Le prix Nobel de médecine et de physiologie a été attribué ce lundi 2 octobre 2023 à la Hongroise Katalin Kariko et l'Américain Drew Weissman. Ces chercheurs sont à l'origine de la technologie clé utilisée dans les vaccins contre le COVID-19. Les deux chercheurs ont été distingués "pour leurs découvertes concernant les modifications des bases nucléiques qui ont permis le développement de vaccins ARNm efficaces contre le Covid-19", a annoncé le jury. "Les lauréats ont contribué au développement à un rythme sans précédent de vaccins à l'occasion d'une des plus grandes menaces pour la santé humaine dans les temps modernes", a-t-il ajouté.
Cette découverte leur a déjà valu de nombreuses reconnaissances, à commencer par le prix de recherche médicale clinique Lasker-DeBakey qui leur a été décerné en 2021. Ce dernier est l’un des plus prestigieux de la médecine.
En septembre 2021, Katalin Kariko s'est aussi vue remettre le 24e prix L'Oréal-Unesco "Pour les femmes et la science". Dans un communiqué, la Fondation L'Oréal et l'Unesco ont notamment fait valoir à l'époque "sa contribution exceptionnelle au perfectionnement de la technologie dite de l'ARN messager", qui a permis de "franchir le pas décisif dans la mise en place des vaccins contre la Covid-19", comme ceux développés par Pfizer BioNtech et Moderna. La biochimiste a également reçu la même année la Grande Médaille 2021 de l'Académie française des sciences, attribuée tous les deux ans à un savant français ou étranger.
Cette chercheuse d'origine hongroise, âgée de 68 ans, est également vice-présidente senior du laboratoire allemand BioNTech, associé à la firme Pfizer. Cette dernière, soulignait à l'époque l'Académie des sciences, a eu du mal à convaincre de l'utilité de ses travaux centrés sur l'acide ribonucléique (ARN) messager, molécules qui donnent aux cellules un mode d'emploi leur permettant de fabriquer des protéines capables de neutraliser le virus.
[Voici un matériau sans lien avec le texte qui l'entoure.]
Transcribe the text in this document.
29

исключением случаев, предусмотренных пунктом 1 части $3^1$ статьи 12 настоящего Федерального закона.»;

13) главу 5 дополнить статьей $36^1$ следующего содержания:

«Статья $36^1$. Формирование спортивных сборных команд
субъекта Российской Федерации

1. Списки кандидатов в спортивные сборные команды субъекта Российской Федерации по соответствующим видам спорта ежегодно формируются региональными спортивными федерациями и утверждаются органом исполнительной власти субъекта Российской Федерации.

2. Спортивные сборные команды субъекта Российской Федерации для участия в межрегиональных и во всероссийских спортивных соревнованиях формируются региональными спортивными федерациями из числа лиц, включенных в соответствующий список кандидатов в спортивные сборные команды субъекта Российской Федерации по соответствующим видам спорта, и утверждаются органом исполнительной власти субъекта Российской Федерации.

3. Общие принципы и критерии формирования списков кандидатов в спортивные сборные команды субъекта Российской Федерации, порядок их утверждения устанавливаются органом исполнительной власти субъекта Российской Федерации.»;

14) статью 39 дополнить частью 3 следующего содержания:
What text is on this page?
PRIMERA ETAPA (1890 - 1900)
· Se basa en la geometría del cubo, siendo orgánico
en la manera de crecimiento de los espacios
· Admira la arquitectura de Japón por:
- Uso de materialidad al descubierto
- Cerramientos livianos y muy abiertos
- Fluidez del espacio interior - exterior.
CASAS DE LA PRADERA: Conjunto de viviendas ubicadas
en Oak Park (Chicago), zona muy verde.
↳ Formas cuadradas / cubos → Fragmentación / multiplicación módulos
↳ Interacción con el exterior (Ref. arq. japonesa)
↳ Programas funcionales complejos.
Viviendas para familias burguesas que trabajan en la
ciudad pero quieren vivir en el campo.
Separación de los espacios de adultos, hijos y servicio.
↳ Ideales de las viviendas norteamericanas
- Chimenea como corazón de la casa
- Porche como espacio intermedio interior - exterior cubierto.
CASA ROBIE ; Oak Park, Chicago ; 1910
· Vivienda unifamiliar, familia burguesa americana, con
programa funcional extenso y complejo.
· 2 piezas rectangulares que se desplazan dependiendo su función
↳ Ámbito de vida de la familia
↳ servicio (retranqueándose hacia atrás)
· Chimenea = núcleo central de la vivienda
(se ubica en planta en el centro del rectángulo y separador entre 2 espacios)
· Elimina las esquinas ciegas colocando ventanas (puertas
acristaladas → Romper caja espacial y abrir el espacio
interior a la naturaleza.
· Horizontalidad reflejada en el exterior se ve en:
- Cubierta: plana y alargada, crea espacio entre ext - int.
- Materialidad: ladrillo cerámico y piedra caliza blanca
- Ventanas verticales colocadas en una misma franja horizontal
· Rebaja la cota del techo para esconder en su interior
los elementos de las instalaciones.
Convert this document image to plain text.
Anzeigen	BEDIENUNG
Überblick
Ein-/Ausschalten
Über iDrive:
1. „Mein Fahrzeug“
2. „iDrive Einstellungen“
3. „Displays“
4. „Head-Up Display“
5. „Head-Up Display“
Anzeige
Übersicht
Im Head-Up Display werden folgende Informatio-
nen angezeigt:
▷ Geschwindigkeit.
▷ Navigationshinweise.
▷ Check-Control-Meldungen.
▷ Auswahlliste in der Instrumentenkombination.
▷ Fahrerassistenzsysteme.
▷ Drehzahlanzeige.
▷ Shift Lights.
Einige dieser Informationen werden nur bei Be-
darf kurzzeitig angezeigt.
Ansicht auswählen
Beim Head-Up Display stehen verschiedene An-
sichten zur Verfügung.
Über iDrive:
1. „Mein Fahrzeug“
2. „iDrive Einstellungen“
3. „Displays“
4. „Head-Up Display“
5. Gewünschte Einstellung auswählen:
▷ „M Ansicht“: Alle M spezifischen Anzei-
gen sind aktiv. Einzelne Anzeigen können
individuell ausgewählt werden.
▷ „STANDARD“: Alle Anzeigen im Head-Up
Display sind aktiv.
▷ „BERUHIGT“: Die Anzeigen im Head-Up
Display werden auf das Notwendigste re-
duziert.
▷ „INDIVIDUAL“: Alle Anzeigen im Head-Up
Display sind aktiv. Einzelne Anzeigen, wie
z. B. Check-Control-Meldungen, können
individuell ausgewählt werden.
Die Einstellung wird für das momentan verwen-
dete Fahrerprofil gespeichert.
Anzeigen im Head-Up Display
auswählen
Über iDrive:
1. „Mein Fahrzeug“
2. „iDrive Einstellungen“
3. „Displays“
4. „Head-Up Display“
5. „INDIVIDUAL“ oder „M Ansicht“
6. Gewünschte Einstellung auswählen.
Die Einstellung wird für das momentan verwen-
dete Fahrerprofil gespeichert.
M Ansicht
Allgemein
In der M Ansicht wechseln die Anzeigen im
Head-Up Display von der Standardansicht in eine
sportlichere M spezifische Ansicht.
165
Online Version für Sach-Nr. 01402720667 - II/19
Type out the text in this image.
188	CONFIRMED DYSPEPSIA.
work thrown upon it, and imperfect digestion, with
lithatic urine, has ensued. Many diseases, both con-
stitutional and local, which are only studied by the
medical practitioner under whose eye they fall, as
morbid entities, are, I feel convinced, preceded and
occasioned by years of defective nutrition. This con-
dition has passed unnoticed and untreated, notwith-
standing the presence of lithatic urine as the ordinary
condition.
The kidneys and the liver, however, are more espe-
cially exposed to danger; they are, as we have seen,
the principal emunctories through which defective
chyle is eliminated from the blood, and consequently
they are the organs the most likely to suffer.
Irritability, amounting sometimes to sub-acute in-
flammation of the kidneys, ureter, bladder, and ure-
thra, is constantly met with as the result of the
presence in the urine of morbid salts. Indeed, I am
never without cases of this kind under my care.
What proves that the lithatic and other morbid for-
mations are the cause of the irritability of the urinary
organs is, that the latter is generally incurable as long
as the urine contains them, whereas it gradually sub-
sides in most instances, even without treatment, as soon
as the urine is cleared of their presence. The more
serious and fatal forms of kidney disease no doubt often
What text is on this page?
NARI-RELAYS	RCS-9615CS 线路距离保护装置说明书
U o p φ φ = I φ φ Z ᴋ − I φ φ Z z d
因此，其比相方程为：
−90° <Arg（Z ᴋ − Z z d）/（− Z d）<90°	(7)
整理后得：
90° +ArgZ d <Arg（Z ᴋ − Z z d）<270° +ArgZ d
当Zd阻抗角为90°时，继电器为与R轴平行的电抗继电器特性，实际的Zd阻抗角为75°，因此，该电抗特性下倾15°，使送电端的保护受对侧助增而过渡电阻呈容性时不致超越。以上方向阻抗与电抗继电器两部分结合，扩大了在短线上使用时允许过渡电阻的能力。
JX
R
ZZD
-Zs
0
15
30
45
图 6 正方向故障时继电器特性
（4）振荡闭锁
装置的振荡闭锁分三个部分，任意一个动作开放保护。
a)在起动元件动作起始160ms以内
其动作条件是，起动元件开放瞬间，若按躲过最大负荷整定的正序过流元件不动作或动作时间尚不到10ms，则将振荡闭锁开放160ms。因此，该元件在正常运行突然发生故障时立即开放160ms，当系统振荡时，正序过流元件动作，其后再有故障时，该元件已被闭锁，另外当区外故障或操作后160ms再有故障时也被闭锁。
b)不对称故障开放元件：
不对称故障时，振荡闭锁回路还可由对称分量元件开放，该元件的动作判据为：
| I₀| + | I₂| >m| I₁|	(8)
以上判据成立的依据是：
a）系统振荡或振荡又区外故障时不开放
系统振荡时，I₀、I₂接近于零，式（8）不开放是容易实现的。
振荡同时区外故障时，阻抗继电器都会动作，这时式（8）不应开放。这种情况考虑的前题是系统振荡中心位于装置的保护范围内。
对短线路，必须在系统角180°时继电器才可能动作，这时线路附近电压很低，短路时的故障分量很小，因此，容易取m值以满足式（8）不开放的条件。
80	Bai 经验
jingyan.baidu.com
Dans les années 1990, alors qu'elle travaille aux États-Unis, ses demandes de financement ont été plusieurs fois rejetées, la communauté scientifique s'intéressant davantage aux recherches sur l'ADN et à la thérapie génique. Mais, "convaincue du potentiel vaccinal de ses travaux", elle a persisté dans ses recherches, aux côtés de l'immunologiste Drew Weissman, ajoute l'institution française.
Congratulations to one of our new medicine laureates: Katalin Karikó ( @kkariko )! 🎉 An interview with her will be coming soon. pic.twitter.com/n3oltlM1zG — The Nobel Prize (@NobelPrize) October 2, 2023
"Nous avons commencé à travailler ensemble en 1998, sans beaucoup de financements ni d'entrées dans le monde des revues scientifiques", raconte ce dernier en septembre 2021 à l'AFP au sujet de sa collaboration avec Katalin Kariko. C'est en 2005 qu'ils parviennent à trouver une façon de modifier l'ARN synthétique pour l'empêcher de provoquer une réaction inflammatoire massive constatée dans des expériences auprès d'animaux. "Juste avant la publication de notre étude, j'ai dit : Nos téléphones ne vont pas arrêter de sonner", poursuit-il.
"Mais on attendu près de nos téléphones pendant cinq ans… et ils n'ont jamais sonné!". Puis, ils ont franchi un nouveau palier, en réussissant à placer leur précieux ARN dans des "nanoparticules lipidiques", un enrobage qui leur évite de se dégrader trop vite et facilite leur entrée dans les cellules. Leurs résultats sont rendus publics en 2015. Ces deux percées ont été utilisées dans les vaccins anti-Covid de Pfizer et Moderna.